KL: Did you visit when they were living in the tent?

RF: Yes, yes. Very hard life.

KL: But it sounds like a strong friendship between your families even, that you would go visit.

RF: Every birthday from that time on, I'd get a card from Ted Sutton, even today. And so that would be eighty-some odd years without fail, he would send me a birthday card. Gerner's deceased; he died quite young. He did quite well for himself as an attorney in Washington, but he died of, about middle age. But it's just amazing, the friendship you develop. Ted Sutton always remembers.

KL: Did the older brothers let you guys play with them?

RF: No, the older boys, they played with themselves and didn't want to have anything to do with us squirts. So we had our own play and they had their play. And every time we wanted to join them, they'd push us aside like older boys do. [Laughs]

KL: I read, too, that some of your neighbors were, remember that you took the Los Angeles Times at your house.

RF: Jim Sutton always reminds us. After we came back to West L.A. after the war and all, I'm not sure how we got together with the Suttons, but we did, and we had yearly reunions for a while.

KL: The whole neighborhood or just your families?

RF: No, no, just the Suttons and Bill Law and myself, Mary, and my brother, I guess, was there, too. He came in from Chicago for a couple years, and joined us on a couple reunions. And we'd talk about old times. And with aging and physical disabilities, the Suttons couldn't join us anymore, and Ted's wife passed away. He lives in Ontario. His wife passed away, and so physically we haven't been able to get together too much. But he'll still write me a birthday card. Amazing.

KL: Did other people not take the newspaper, or did they take a different one?

RF: Oh, well, Jim Sutton always reminds me that we were the only ones who took the L.A. Times.

KL: Uh-huh. Did they take a newspaper?

RF: Pardon?

KL: Did they take a different newspaper, or nobody else...

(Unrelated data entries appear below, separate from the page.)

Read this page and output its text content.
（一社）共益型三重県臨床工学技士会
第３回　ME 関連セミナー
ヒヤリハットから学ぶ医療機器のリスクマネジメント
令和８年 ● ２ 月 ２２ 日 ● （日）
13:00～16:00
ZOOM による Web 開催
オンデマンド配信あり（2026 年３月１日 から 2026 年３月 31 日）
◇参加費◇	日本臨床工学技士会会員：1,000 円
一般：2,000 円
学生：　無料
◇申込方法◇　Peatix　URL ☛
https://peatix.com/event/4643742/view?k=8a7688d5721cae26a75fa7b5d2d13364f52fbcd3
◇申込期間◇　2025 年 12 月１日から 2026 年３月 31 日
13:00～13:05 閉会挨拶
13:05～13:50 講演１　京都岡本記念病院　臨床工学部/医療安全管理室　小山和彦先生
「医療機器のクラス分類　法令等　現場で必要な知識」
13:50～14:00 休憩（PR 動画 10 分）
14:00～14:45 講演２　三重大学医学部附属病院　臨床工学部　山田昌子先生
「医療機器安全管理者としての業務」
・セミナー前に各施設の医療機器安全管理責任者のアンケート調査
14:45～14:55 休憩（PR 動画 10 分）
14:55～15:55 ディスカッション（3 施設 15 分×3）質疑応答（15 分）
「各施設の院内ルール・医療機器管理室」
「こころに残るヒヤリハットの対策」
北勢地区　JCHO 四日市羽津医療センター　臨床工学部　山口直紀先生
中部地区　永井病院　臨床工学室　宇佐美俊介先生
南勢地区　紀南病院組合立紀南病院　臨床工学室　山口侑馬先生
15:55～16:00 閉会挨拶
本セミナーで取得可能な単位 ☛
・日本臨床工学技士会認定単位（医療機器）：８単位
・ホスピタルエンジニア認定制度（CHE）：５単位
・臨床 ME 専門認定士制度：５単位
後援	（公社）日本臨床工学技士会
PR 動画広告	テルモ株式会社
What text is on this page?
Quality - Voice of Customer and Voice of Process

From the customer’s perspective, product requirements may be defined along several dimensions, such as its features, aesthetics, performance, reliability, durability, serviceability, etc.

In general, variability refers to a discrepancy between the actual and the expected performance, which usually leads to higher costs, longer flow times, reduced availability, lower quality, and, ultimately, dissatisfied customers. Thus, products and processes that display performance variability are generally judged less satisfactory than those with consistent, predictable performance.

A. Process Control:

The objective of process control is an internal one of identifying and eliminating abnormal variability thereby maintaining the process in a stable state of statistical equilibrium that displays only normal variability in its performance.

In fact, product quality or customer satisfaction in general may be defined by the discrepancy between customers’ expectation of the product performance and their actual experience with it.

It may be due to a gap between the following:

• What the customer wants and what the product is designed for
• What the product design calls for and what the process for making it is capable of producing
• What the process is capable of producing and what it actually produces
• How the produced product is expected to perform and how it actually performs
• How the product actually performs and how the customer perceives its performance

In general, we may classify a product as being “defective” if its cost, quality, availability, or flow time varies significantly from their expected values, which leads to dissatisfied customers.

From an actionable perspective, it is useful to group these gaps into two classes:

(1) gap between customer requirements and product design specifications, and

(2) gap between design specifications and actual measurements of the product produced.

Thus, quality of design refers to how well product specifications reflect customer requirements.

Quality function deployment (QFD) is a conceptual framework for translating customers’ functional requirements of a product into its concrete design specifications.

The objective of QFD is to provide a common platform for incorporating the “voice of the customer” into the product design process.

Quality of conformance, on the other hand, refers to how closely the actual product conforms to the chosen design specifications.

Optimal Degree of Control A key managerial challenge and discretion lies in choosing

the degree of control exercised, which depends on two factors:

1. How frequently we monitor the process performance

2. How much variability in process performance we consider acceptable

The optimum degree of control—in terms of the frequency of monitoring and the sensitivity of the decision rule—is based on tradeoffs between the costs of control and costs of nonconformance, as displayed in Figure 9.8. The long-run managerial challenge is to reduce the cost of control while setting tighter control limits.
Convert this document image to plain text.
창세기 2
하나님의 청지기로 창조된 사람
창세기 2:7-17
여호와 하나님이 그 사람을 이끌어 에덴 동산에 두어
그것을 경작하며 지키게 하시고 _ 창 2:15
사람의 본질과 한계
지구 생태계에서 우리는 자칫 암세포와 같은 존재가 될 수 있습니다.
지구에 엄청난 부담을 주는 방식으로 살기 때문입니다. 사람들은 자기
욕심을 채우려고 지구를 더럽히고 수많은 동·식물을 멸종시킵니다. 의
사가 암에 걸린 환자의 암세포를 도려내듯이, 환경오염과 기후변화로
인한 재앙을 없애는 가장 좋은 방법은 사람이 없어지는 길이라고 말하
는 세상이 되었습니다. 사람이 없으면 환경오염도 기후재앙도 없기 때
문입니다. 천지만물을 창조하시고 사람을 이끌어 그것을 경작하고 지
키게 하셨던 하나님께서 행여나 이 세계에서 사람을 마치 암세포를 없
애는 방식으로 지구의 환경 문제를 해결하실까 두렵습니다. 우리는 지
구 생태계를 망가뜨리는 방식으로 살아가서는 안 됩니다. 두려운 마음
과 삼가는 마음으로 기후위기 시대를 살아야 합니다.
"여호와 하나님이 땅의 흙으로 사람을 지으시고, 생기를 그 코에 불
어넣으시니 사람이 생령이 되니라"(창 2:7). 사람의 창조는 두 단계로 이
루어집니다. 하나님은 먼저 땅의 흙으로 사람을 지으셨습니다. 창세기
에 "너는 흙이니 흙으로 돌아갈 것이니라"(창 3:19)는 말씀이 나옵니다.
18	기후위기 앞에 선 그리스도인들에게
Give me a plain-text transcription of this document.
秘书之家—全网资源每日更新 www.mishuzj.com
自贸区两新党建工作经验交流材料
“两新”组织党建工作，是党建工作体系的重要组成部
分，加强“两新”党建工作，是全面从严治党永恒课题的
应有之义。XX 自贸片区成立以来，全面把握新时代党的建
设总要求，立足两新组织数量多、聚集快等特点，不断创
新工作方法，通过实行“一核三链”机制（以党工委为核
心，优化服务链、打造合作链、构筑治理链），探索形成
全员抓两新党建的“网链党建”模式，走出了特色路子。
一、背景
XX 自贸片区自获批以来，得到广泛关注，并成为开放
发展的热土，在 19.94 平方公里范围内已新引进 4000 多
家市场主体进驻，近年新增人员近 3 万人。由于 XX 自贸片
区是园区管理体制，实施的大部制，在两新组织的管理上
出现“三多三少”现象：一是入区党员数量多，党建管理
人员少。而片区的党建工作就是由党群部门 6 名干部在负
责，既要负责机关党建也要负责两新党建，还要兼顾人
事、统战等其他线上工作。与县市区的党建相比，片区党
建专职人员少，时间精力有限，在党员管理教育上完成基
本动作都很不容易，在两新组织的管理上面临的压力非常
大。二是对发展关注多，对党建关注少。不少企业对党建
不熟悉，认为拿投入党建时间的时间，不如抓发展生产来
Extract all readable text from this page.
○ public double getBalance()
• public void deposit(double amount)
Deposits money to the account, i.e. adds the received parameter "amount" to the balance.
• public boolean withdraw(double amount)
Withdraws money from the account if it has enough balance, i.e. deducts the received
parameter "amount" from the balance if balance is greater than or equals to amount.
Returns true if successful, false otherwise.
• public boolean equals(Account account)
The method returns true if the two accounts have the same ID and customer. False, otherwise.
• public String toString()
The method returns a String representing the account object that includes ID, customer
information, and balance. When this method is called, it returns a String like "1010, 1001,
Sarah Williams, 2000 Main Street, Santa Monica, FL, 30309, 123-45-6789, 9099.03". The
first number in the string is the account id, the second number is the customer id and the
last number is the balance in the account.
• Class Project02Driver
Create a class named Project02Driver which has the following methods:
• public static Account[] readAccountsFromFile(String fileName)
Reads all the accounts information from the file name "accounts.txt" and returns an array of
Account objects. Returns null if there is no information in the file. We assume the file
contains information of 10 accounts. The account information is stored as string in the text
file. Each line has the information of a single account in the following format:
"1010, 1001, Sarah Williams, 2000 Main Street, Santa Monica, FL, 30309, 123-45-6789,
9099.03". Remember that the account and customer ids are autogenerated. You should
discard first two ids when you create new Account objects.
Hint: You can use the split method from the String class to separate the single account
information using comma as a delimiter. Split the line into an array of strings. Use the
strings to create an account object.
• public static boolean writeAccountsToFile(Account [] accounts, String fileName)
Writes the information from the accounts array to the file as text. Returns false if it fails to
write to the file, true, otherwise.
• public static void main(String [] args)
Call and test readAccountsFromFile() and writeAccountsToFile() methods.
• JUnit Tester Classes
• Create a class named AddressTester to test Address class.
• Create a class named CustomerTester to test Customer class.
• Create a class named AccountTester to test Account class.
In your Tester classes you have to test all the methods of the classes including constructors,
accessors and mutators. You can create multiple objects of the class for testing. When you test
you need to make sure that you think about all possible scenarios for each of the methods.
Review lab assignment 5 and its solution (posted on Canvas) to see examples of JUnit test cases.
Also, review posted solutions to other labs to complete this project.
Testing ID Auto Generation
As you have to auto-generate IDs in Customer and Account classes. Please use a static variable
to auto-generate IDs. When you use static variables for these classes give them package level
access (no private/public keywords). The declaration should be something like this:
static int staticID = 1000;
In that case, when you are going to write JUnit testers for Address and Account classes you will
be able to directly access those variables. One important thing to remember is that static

RF: No, nobody... this is Depression days, and people really couldn't afford to, luxuries like newspapers. Except my dad was not very disciplined, so he wanted the latest things. So he always had the L.A. Times, which shows his, in a way, his level of western sophistication. And we, Jim also reminds us that we had the only bike in the neighborhood. I'm not sure how he remembers that.

KL: You had one for your siblings?

RF: Yes. It was really my brother's bike.

KL: It sounds like he liked it, maybe, that's why he remembers.